A ravaged Jain temple corroding away with time
Text and photos by Amar Guriro
KARACHI: With bells ringing and the air perfumed by the smoky smell of agarbattis, barefooted Muni (Jain priests) and Jain nuns would have prepared for their dawn prayers in the temple courtyard. But this once magnificent scene of the past is not to be seen anymore.
Time is fading away the multicoloured images of animals, war fields, plants and religious leaders that have been painted on almost every wall of the deserted temple. The walls, made with heavy granite stones, are in a bad condition and the roof plaster has cracked into a million little pieces.
The temple is said to be around 500 years old and is one of the few Jain temples that still stand in Pakistan. Made in the Jain architectural style, with statues of Jain gods and goddesses, lions and other animals, the temple is located at the base of the mysterious scattered mountains of Karoonjhar, behind the main market of Nangar Town.
Nagar or Nangar is a legendary town mentioned in love stories and mysterious folk tales and songs of Nagarparkar and Thar. Nangar is located on one side of the Karoonjhar, whereas, on the other side, lies the vast scattered Rann of Kachh, a legendary area famous for its quagmires.
Parkar is a Sindhi word which means to cross and Nangarparkar means to cross the Rann of Kachh to reach the Nangar Town, as in the past, Rann of Kachh was a major route taken to transport different commodities. When entering the city, the sad domes of the temple are seen looking down about the main market of the town. The market comprises of around four dozen shops with shingle-roofs made with earthen glass and wooden doors. The market buildings and the faces of the shops reveal that the market itself is very old, though not as old as the temple.
The white coloured temple is the tallest building of the town, as it sits on top of a slope and looks down onto the town. Behind the temple, red-coloured Karoonjhar Mountains stand, silently watching over everything. A small faded blue board hanging in the market reads, both in English and in Sindhi, the directions to the temple. Reaching the temple, a huge sign, put up by the department of archaeology warns that the temple is a protected site and no one is allowed to destroy it. Unfortunately, it seems as if no one pays attention to what the board says, as someone has removed the stones from the compound wall of the temple and the main gate has been unhinged and taken, making it open to wild animals to freely roam around and enter the temple.

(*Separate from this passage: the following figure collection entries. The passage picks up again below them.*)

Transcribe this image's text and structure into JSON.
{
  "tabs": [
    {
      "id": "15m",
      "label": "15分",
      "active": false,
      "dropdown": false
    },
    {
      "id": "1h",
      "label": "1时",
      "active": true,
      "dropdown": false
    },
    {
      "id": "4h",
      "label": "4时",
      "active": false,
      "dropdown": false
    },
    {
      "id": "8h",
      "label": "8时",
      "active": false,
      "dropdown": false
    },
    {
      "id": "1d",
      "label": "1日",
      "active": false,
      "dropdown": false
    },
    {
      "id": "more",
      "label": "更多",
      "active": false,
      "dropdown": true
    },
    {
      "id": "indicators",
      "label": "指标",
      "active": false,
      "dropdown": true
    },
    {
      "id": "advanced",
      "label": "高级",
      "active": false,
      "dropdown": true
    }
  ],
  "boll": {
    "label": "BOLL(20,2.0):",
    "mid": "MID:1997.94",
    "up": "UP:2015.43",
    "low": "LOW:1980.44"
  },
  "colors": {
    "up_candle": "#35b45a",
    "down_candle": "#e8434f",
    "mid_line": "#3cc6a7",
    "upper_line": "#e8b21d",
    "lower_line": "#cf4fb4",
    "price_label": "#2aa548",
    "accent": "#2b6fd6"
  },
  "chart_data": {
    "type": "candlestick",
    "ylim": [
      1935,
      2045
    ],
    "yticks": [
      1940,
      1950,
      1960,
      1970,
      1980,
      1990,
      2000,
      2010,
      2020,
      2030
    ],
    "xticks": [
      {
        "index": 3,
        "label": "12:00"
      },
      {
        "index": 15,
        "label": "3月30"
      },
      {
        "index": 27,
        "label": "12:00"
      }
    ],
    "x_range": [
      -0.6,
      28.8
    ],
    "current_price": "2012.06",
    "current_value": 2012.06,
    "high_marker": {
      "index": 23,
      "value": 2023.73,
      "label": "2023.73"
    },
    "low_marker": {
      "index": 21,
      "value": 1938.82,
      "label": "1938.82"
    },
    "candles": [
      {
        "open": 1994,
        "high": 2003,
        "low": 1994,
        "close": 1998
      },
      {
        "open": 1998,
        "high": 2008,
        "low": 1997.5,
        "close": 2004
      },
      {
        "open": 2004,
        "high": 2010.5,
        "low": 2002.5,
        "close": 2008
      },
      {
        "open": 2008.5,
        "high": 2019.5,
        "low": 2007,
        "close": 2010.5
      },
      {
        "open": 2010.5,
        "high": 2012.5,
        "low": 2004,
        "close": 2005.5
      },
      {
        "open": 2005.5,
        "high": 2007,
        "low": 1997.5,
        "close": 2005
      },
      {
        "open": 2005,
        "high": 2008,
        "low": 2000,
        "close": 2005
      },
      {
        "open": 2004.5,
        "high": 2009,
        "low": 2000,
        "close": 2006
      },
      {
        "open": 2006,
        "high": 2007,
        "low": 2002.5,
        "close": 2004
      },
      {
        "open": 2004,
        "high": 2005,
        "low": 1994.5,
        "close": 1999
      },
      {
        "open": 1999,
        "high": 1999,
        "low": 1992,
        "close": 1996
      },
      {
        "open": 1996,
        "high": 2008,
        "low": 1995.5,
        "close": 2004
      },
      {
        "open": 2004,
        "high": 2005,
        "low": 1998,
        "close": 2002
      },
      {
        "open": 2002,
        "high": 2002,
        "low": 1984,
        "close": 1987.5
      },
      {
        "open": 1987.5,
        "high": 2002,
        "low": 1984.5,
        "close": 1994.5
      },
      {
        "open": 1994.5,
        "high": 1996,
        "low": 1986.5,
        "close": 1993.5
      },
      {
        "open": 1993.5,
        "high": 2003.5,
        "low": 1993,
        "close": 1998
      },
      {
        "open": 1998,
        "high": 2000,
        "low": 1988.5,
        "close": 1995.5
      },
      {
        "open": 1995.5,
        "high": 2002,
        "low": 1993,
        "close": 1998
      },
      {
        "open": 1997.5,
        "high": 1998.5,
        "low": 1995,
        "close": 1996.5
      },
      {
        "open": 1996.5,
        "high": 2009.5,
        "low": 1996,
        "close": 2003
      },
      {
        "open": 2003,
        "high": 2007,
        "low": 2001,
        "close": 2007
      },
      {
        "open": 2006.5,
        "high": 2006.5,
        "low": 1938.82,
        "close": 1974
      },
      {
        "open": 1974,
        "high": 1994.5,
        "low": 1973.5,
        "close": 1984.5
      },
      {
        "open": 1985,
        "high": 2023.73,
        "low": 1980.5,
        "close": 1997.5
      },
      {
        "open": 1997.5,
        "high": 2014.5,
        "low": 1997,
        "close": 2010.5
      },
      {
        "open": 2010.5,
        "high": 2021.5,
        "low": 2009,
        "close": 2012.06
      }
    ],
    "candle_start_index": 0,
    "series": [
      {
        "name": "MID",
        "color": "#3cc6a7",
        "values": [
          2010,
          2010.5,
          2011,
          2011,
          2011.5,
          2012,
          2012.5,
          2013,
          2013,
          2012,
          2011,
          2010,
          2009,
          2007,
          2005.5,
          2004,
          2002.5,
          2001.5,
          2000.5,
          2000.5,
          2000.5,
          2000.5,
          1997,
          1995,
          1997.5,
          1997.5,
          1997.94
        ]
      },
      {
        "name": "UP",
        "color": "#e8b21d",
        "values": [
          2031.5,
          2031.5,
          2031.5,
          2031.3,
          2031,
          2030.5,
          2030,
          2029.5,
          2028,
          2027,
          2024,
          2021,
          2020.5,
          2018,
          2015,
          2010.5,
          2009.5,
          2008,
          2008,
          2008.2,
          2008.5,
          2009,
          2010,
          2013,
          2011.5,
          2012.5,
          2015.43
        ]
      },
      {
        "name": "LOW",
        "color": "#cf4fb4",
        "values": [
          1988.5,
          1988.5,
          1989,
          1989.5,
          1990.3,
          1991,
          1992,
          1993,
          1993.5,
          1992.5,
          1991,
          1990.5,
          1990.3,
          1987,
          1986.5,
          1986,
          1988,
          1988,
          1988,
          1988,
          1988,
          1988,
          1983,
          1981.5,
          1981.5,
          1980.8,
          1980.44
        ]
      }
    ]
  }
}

Almost all the paintings on the temple walls have been scratched and the temple is entirely deserted. For the past many years, no one has even bothered to sweep this heritage site. Not a single Jain is living in the area to look after the temple. In the past, there were several Jain families living in Nangarparkar, but now there is no one. 84-year-old Ali Nawaz Khosho, a resident of Nangar town, is the only person who witnessed the temple being used and in its prime. “There were several Jain families living here when I was a child, I still remember my Jain friends,” Khosho said, recalling the past.
He still remembers the last Jain family. “Before the partition of sub-continent, Rann of Kachh was the only route used to transport silver, gold, species and China Boski cloth, as at the time, there was no transport tax levied on the route; Jain families once lived in Nangar, Adhigam, Gorri and Sabo Sirh and were businessmen,” said Khosho. He still remembers the year and the day when the last Jain family left Nangar Town. “It was early morning in 1941, when Popat Lal, his wife, Daiwari, and their two-month-old son, Muni Lal, left Nangar on camels for India. They left because there was no other Jain family left in the area,” Khosho recalled.